Re: BBC Parsing
Reply #46 –
I did some initial testing on the RegexParser and preg_split() is taking WAY too much time. RegexParser is taking 5x longer and I'm not even doing a fraction of the amount of things the original one does since it's just a proof of concept.
Re: BBC Parsing
Reply #48 –
I think thats how the other parsers I played with worked. The benefit was it was extremely flexible and robust, the downside was the speed was subpar compared to what we have.
I'm still impressed with what you have achieved with the re-write, its only 5% slower then the procedural version and of course its significantly better in terms of structure and looks far less frail to updates..
Re: BBC Parsing
Reply #49 –
I'm not happy. I was really hoping the preg_split() parser would be faster. I might try some other regular expressions to see if they work better but I doubt it. I think just creating the regex makes it much slower. A regular expression parser makes the parser so much prettier. One way would be to cache the tokenized version. Then again, why wouldn't you just cache the parsed version at that point?
Which... I think I'll make possible. I'll add an attribute to the BBC "ATTR_NO_CACHE" which, if the message contains a BBC with this attribute, it cannot be cached. The only time this would be set is if you create a BBC that depends on the user's permissions. Then the pre-parser would parse the message and cache it. The parser would have a method Parser::canCache() which would do the same thing.
Still going to do some more things. Going to make the smiley parser, HTML parser, and autolink parser separate classes so you can throw in your own. To reduce the complexity, if they aren't in the constructor it will just create them from default. Going to test and see how making each code an object works. Thinking I'll wind up sticking with an array though.
Re: BBC Parsing
Reply #50 –
A lot of the parser deals with issues that the preparser should pick up. I wonder how much and I wonder if removing that will make it any faster. If posts become mangled, we can always run the preparser on them again to fix it. It can be made part of the upgrade or a separate admin action.
Re: BBC Parsing
Reply #51 –
What things in the parser do you feel should be part of pre-parse? Its funny how much that function has grown over time.
Re: BBC Parsing
Reply #53 –
Yup, speed is not the primary concern with preparse since its generally only called during a save. Of course since it does alter a message you need to be sure it does its job very well or it becomes an oatmeal cartoon.
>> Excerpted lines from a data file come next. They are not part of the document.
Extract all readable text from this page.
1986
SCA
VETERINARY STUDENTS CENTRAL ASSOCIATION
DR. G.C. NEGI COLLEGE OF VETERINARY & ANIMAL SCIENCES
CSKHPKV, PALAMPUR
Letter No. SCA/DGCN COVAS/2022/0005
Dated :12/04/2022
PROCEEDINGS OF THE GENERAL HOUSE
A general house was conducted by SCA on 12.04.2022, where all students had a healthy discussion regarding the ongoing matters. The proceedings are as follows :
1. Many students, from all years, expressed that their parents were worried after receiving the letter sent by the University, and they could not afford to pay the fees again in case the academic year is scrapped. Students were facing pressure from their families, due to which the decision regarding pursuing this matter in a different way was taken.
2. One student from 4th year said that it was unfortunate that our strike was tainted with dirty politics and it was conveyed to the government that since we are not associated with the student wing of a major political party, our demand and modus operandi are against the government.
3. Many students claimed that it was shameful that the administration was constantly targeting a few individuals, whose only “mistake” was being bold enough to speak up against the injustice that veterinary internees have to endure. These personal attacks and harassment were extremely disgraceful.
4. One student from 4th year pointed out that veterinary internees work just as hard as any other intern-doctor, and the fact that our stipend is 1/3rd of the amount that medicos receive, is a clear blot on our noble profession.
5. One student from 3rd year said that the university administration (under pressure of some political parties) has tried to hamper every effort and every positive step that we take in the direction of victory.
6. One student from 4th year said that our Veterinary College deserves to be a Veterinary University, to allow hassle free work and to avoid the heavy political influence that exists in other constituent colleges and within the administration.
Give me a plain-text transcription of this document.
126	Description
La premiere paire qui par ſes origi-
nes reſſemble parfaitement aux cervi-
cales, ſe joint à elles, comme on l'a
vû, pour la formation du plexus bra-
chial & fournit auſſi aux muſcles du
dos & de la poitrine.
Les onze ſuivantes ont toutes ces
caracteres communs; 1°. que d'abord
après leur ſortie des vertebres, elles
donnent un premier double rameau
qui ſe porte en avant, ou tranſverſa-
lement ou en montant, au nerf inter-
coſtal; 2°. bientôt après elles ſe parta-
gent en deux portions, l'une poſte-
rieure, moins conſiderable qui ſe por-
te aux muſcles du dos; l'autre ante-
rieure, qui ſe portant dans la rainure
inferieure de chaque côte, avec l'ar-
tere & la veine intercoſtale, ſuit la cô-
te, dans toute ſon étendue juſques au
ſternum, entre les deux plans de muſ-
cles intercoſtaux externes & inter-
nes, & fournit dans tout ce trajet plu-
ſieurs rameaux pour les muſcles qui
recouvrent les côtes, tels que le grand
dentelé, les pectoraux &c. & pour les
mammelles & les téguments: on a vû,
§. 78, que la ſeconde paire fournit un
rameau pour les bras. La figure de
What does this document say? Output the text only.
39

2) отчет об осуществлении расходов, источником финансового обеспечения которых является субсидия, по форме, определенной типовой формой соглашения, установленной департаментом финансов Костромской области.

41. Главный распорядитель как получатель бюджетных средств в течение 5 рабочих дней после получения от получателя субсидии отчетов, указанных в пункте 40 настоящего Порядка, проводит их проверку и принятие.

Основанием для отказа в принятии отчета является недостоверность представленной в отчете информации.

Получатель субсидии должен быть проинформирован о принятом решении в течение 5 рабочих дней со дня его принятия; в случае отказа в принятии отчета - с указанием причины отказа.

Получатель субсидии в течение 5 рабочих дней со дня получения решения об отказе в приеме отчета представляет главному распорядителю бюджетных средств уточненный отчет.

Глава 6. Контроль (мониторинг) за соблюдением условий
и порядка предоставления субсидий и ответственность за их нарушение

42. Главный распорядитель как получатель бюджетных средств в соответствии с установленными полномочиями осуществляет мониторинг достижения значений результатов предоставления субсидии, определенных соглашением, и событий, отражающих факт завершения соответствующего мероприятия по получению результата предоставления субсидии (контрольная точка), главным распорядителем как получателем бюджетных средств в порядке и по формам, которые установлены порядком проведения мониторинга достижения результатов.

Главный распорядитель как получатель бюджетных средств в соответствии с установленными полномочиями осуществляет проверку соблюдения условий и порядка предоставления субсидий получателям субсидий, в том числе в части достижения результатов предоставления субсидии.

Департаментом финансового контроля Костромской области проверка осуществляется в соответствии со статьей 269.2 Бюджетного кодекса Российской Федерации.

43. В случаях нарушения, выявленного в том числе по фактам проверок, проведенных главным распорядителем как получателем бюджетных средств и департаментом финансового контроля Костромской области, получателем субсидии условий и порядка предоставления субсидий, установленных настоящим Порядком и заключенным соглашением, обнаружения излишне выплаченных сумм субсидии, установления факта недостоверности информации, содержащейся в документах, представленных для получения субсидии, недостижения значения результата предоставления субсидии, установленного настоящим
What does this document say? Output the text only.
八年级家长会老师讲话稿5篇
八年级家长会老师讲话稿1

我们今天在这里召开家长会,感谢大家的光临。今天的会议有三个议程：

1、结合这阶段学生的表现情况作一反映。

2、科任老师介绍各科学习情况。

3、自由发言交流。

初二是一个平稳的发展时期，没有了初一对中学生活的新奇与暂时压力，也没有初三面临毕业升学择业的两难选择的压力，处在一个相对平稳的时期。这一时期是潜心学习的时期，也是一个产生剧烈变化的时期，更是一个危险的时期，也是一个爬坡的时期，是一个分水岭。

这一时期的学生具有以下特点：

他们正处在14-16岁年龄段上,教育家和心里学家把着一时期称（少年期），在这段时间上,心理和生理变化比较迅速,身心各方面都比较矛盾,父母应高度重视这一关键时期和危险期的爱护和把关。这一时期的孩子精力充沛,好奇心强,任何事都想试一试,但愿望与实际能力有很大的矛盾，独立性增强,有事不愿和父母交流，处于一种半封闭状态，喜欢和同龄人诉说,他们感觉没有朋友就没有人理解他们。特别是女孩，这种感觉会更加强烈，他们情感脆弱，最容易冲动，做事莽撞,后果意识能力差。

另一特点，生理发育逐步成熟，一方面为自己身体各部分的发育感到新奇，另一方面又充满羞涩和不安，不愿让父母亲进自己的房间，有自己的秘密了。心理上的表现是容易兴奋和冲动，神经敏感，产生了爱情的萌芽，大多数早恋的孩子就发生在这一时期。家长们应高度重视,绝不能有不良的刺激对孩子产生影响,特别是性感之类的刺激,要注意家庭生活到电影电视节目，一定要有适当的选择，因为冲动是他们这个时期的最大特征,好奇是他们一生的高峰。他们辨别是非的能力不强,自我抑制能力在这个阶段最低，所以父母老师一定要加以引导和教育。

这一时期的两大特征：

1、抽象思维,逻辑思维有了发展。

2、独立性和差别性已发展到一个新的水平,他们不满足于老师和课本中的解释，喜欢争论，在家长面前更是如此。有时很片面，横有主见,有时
Just to note what you have in your repo is not the preparse from elkarte, I guess its smf 2.? but its not what Elk currently uses. I think you used parse_bbc from elkare (which again is not the same as 2.?)
Re: BBC Parsing
Reply #54 –
Yeah, I messed up and picked the wrong preparsecode(). I changed it locally but haven't pushed it up yet.
Still trying to figure out how to make stupid PhpStorm not save the CRLF
Re: BBC Parsing
Reply #55 –
Just thinking, be sure to grab the one from 1.0.5, there was an error in the table code and font codes that were fixed.
Posted in the other thread re lfcr vs lf
Re: BBC Parsing
Reply #56 –
Quick update. The changes I just pushed are resulting in a regular 8-12% speedup in the new parser. Pretty much just trying to get the autolink method to be called a lot less. I think in a real site with regular messages the new parser would result in much faster parsing overall. The messages that we have try to get a lot of worst case scenarios.
Re: BBC Parsing
Reply #59 –
If someone posted a message like that, I'd just wind up deleting their message. Is that a message for the preparser to check? I don't see people posting anything like that all that often so I wouldn't say we need to check for anything like that.
It wouldn't be hard to add a mod in the preparser to do parsebbc() and check the time. If the time is greater than a limit (0.25 seconds?) it should kick it back with an error that there is too much BBC. Though, I'm not looking to waste my own time developing it because I don't see it happen... ever.